Pour mon premier soir à The Last Way Out, j’avais appelé Kenny Barron. Il vivait à New York et il est venu pour le concert. C’était la première fois qu’il m’entendait jouer depuis les jam sessions. Il m’a dit que je sonnais bien et m’a conseillé d’aller à New York. Quand l’engagement s’est terminé, je me demandais vraiment ce que j’allais faire. Et ça je ne l’ai jamais oublié. La mère de Coltrane n’habitait pas loin de chez moi. Un soir, je vois Coltrane dans le bus. C’était après avoir joué avec lui et les concerts à The Last Way Out. Il m’a dit : « Tout ira bien. Tu te débrouilleras bien à New York. » et il a ajouté : « Et si tu as l’occasion de jouer avec Elvin, saisis-là ! » Quand je suis arrivé à New York, je suis parti à la recherche d’Elvin.

Freddie Hubbard et Sonny Fortune 1987 © Jacky lepage Quels étaient vos liens avec Coltrane ?

Avant de jouer avec lui, j’avais parlé à Coltrane de nombreuses fois en club. La première fois que je l’ai entendu, je n’avais pas aimé. Je m’intéressais à Sonny Rollins. Mais je me souviens de l’avoir vu dans cette transition entre ne pas l’aimer et être fou de lui. Il est sorti durant la pause, un soir lors d’un concert, et semblait mesurer dix mètres de haut. C’était un géant. C’est ce que j’ai ressenti. Je n’oublierai jamais ça : c’était un vendredi soir, j’étais chez un ami. Quelqu’un a passé My Favorite Things. Le lendemain, je me suis levé de bonne heure, je suis allé dans le centre-ville acheter le disque, et je l’ai passé tant de fois que j’ai usé le diamant et le sillon jusqu’à la corde (rires). A partir de là, j’étais fou de ce type. Et il n’a cessé de devenir plus grand. Au point qu’aujourd’hui il me manque. J’ai rencontré beaucoup de musiciens mais jamais quelqu’un comme Coltrane.

Si vous deviez résumer vos influences, qui citeriez-vous ?

Mes influences sont Cannonball, Sonny Rollins, Eric Dolphy, Sonny Stitt et Coltrane. C’est tout. Ces gars-là jouaient suffisamment pour couvrir tout le monde.

Comment s’est passée votre arrivée à New York ?
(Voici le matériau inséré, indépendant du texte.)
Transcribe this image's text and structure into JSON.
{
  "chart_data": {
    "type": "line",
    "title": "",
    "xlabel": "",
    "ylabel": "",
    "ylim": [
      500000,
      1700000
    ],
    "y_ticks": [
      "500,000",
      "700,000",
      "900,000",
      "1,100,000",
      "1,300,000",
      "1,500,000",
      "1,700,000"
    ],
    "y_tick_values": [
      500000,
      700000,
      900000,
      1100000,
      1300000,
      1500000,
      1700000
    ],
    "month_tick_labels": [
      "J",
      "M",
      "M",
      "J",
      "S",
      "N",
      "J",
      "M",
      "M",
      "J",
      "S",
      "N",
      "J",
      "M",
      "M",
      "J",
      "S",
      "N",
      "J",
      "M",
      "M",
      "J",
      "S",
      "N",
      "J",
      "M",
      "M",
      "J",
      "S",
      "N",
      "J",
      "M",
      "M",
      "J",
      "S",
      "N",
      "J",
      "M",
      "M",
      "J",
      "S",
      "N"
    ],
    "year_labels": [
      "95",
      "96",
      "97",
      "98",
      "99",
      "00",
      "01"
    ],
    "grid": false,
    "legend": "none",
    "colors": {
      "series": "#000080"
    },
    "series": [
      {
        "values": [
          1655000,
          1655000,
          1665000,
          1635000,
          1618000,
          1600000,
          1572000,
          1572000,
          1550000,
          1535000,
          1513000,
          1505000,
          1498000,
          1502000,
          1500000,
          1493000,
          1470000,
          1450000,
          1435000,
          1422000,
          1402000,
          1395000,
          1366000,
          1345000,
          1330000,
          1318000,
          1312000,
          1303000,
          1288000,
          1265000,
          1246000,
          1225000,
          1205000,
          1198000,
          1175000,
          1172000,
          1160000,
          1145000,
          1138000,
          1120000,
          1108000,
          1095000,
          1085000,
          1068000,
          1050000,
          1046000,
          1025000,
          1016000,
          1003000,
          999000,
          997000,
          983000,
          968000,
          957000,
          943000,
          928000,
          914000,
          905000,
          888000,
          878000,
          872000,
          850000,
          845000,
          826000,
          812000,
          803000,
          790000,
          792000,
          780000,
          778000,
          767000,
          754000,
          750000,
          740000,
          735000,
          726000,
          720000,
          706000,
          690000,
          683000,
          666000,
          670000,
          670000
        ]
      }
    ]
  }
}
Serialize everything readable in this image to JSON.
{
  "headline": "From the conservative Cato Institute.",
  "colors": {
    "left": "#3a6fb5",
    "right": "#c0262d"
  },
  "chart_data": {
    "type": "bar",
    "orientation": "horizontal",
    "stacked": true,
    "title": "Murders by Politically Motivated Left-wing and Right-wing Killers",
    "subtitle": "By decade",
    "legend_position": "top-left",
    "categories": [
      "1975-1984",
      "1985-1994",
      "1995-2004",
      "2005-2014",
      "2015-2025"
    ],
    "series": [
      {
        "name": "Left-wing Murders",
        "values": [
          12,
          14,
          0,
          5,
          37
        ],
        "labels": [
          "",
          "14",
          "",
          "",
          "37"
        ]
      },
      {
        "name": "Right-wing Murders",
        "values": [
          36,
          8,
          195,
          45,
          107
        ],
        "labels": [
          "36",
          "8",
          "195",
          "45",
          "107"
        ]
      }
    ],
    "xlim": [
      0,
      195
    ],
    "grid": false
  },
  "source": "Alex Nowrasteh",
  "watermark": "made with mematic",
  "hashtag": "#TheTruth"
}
Je vais vous dire, New York a été bonne avec moi. Quand je suis arrivé, comme j’avais une famille à charge, je ne pouvais bouger sans être sûr de mon coup. Une fois arrivé, je me suis dit que j’allais essayer une semaine ou deux pour voir si ça marchait. Jimmy Murray, que je connaissais de Philly, m’a dit qu’il y avait une jam session dans un club qui s’appelait Beefsteak Charlie’s sur la 52e Rue. J’y suis allé et, quand je suis entré, j’ai vu tous ces musiciens alignés les uns derrière les autres, de la scène jusqu’à la porte du club. Je me suis mis dans la file d’attente, et j’ai attendu. Puis un type a arrêté la session pour annoncer le groupe-vedette. Il s’avère que le groupe était composé de Jimmy Murray à la basse, Jane Getz au piano, Joe Henderson au saxophone ténor, Freddie Hubbard à la trompette, Elvin Jones à la batterie et… Sonny Fortune au saxophone alto ! Tout le monde se demandait mais qui était ce type ! (rires) Tout ce dont je me souviens, c’est qu’en partant, à la fin du concert, le type à l’entrée m’a remboursé mon billet ! (rires) Elvin m’a dit qu’il travaillait au Pookie’s Club et que je devrais passer le voir et venir jouer avec lui.

Meniez-vous là aussi une double vie, travail de jour et de nuit?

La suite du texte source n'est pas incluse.